Consider in your calculations that app-powered events generate 42% more social media impressions. While impressions by themselves are a vanity metric, they convert into brand awareness and marketing material down the line.
Think of things like Secret Cinema - which goes beyond screening a film and invites you to a theatrical experience, with actors working around the film and the location, immersing you in the story around a specific movie and a real time, interactive happening.
In these types of experiences, the prepared content is delivered by actors playing parts, creating another layer of story as they go. This works well for repeated or multi-day events - building a story throughout the duration, and creating reasons for visitors to come back and see what happens next.
Your event doesn’t begin and end at the front door. Think about the evening entertainment. Can people let their hair down? Can you link evening entertainment with the daytime?
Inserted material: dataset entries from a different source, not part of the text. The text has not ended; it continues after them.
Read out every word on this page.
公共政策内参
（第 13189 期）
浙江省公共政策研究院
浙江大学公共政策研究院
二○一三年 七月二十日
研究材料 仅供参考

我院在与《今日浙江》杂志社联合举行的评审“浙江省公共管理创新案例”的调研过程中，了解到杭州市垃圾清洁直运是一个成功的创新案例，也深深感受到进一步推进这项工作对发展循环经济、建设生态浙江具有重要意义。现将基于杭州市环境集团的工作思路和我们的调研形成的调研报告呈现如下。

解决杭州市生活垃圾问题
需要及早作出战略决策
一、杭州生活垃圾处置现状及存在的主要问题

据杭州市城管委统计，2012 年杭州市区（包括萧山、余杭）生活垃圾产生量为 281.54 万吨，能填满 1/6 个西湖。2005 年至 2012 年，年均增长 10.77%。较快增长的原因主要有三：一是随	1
The goal is to create a cohesive experience from start to finish, making sure that attendees stay in the zone and are reminded of the event even when they’re not in the room.
Keep it subtle, though: remember that your Millennial audience want to explore the locale, not attend a corporate party every night. Host your event downtown, highlight things they can do in the host city, and negotiate some discounts or preferential treatment for anyone who flashes an event pass. That’ll create a sense of advantage for attending the event, without compromising that vital ‘this is downtime’ feeling.
Pure networking events are often a failure - despite 95% of executives wanting to meet new people, the comfort zones of people in similar roles and their existing contacts exert a powerful pull. Sociologist and network scientist Brian Uzzi claims interactivity is the solution - “networks are not forged through casual actions,” he says, “but through relatively high stakes activities that connect you with diverse others.”
Think about the spaces you’ve set up for networking - are they just “mingle or fail” zones, or is there something for people to do together? Something that requires them to interact with each other and co-operate? Something with a meaningful reward at the end?
Whether it’s shaking up the keynote speech into a workshop, sending your attendees on a social scavenger hunt, or bringing the downtime to life with a lesson or demo, activating your events pays off.
Remember, seven out of ten visitors to an experiential marketing event become customers. That’s an impressively high conversion rate - and it explains why 91% of high performing businesses invest in active, experiential event marketing.